采薇虛弱地點點頭,何仲航倒了水給她,采薇繼續問:“你怎麼會在這兒?”
“我怎麼就不能在這兒了?神父出去了,我來照顧你。”
“我記得今天是倩琳的生日,我是不能去了,你等會兒去參加的時候,替我向她道歉。”
“我不準備去。”
“為什麼?”
“還用問?我要照顧你啊!”何仲航道。
“我現在已經好多了,又不是小孩子,有手有腳的,我自己能照顧自己的!”
“我說了不去就不去了!”何仲航不耐地說道。
“倩琳會失望的,她一定希望你在!”
“又不是第一次過生日。再說我根本就不喜歡那種鬧哄哄的場面,沒意思!”
采薇微微一笑:“謝謝你照顧我。”
“以後做事不用那麼拼命。”
“你自己不是也那麼拼命嘛!”采薇笑道。
“我和你不一樣。”
“我反正也是一個人,不那麼拼命做事,我閒得慌,而且想不起過去,也很難受,不如讓自己忙一些才好。”
“到現在都一點想不起什麼嗎?”何仲航問。
“似乎沒有什麼。”采薇想起她剛才又夢見那個她最近時常夢見的小男孩的背影,還有他手中的裝著那隻叫小拉子的喜鵲的鳥籠:“倒是總夢見一個小男孩,十一二歲的樣子,可是看不見他的臉。”
“或許這個男孩子是你的家人,你有弟弟嗎?”
“想不起來了。”
“說不定哪天就能想起來了。”何仲航這樣說著,心裡卻有一番忐忑,采薇的過去到底是什麼樣子,他想知道,也怕知道,她會不會已經有意中人了?他有點失笑,這竟是他最擔憂的!可是轉而一想,若是有了在意她,她在意的人,怎麼會那麼長時間沒有人來找她呢?采薇長得那麼漂亮,或者喜歡她的人是有很多,卻也並不代表她自己有心上人!可是正因為她如此美麗,也許早就有意中人了!

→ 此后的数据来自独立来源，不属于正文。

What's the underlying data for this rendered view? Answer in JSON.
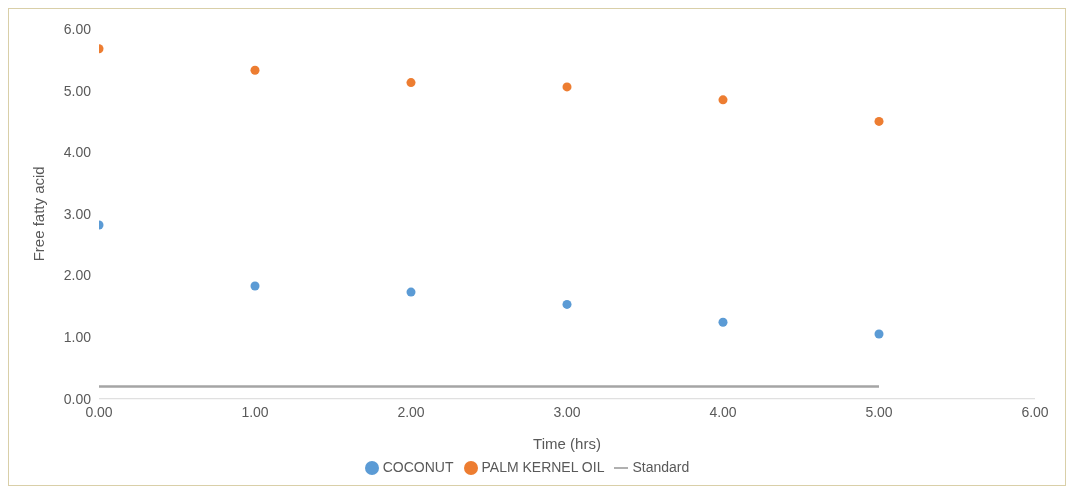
{
  "chart_data": {
    "type": "scatter",
    "xlabel": "Time (hrs)",
    "ylabel": "Free fatty acid",
    "xlim": [
      0,
      6
    ],
    "ylim": [
      0,
      6
    ],
    "xticks": [
      {
        "value": 0,
        "label": "0.00"
      },
      {
        "value": 1,
        "label": "1.00"
      },
      {
        "value": 2,
        "label": "2.00"
      },
      {
        "value": 3,
        "label": "3.00"
      },
      {
        "value": 4,
        "label": "4.00"
      },
      {
        "value": 5,
        "label": "5.00"
      },
      {
        "value": 6,
        "label": "6.00"
      }
    ],
    "yticks": [
      {
        "value": 0,
        "label": "0.00"
      },
      {
        "value": 1,
        "label": "1.00"
      },
      {
        "value": 2,
        "label": "2.00"
      },
      {
        "value": 3,
        "label": "3.00"
      },
      {
        "value": 4,
        "label": "4.00"
      },
      {
        "value": 5,
        "label": "5.00"
      },
      {
        "value": 6,
        "label": "6.00"
      }
    ],
    "grid": false,
    "legend": "bottom",
    "series": [
      {
        "name": "COCONUT",
        "marker": "circle",
        "color": "#5b9bd5",
        "x": [
          0,
          1,
          2,
          3,
          4,
          5
        ],
        "values": [
          2.82,
          1.83,
          1.73,
          1.53,
          1.24,
          1.05
        ]
      },
      {
        "name": "PALM KERNEL OIL",
        "marker": "circle",
        "color": "#ed7d31",
        "x": [
          0,
          1,
          2,
          3,
          4,
          5
        ],
        "values": [
          5.68,
          5.33,
          5.13,
          5.06,
          4.85,
          4.5
        ]
      },
      {
        "name": "Standard",
        "type": "line",
        "color": "#a5a5a5",
        "x": [
          0,
          5
        ],
        "values": [
          0.2,
          0.2
        ],
        "line_style": "solid"
      }
    ]
  }
}
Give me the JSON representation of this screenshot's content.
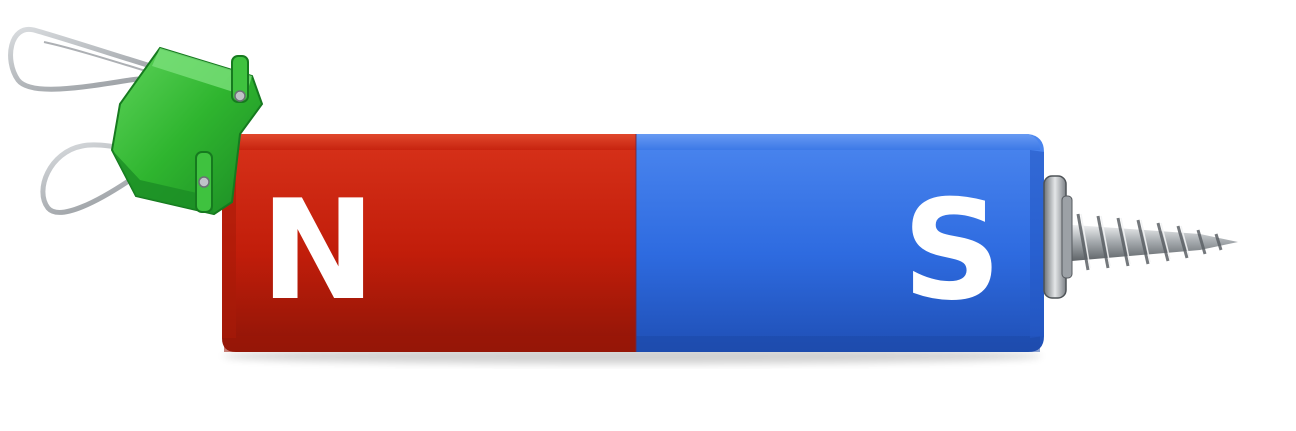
{
  "magnet": {
    "north_label": "N",
    "south_label": "S",
    "north_color": "#c41e0c",
    "south_color": "#2f6ee0"
  },
  "clip": {
    "color": "#2fb52f",
    "icon": "binder-clip-icon"
  },
  "screw": {
    "icon": "screw-icon"
  }
}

因此偶爾何仲航會希望采薇不要回憶起過去,一直就這樣失憶著。他知道這樣的想法很自私,但是情不自禁。
過了幾日,溫倩琳來看采薇:“仲航哥說你病了,好些了嗎?”
“已經好了。”
溫倩琳帶著失落說道:“上回你沒來參加我的生日宴會,真遺憾。仲航哥也沒回來。”
“我也不想的,誰知道會那個時候生病了。”
“所以我今天邀請你去我家玩。”
“今天?”
“是啊,你還從沒去過我家呢!上次想借生日的機會讓你來玩的,可惜你生病了,那就今天去吧!”
采薇跟著溫倩琳上了她家的車,一路來到了溫公館,黑色的大鐵門緩緩開啟,車子開了進去,采薇著實沒想到溫倩琳的家是那麼的大,綠樹成蔭,車子繞過一個小型的噴泉和偌大的草坪花園,就停在了一幢白色大洋房外。
溫倩琳帶著采薇參觀了自己的家,采薇不禁感嘆:“你家真大!”
“大家都說我幸運,有個有本事的爸爸,能住這樣的房子!”溫倩琳笑道:“走,我們去花園喝茶去!”
兩人來到大草坪的樹蔭下,那裡擺著白色的西式餐桌椅,桌上擺滿了點心甜品和紅茶,傍邊是雕花的西式鞦韆,溫倩琳坐到鞦韆上,說:“就是房子太大了,沒人氣,其實我也整天無聊得很。”
“你沒有兄弟姐妹?”
“沒有,我爸爸就我一個孩子,媽媽又死得早。爸爸又常常不在家,我從小總是一個人。”
“那還可以有同學啊。”
“我爸爸怕因自己的地位,我被人綁架,所以我從沒上過學,就請過老師在家教我。你瞧,我有多寂寞的啊!”
“不知道有多少人羨慕你呢!”采薇笑道。
這時候,一箇中年男子朝這裡走來,後面跟著邵平,溫倩琳從鞦韆上跳下來,跑過去,挽住中年男子的手:“爸爸!”
采薇也從椅子上站起來,他們走近之後,溫倩琳笑道:“爸爸,我給你介紹,這就是我向你提過的采薇姐。采薇姐,這是我爸爸。”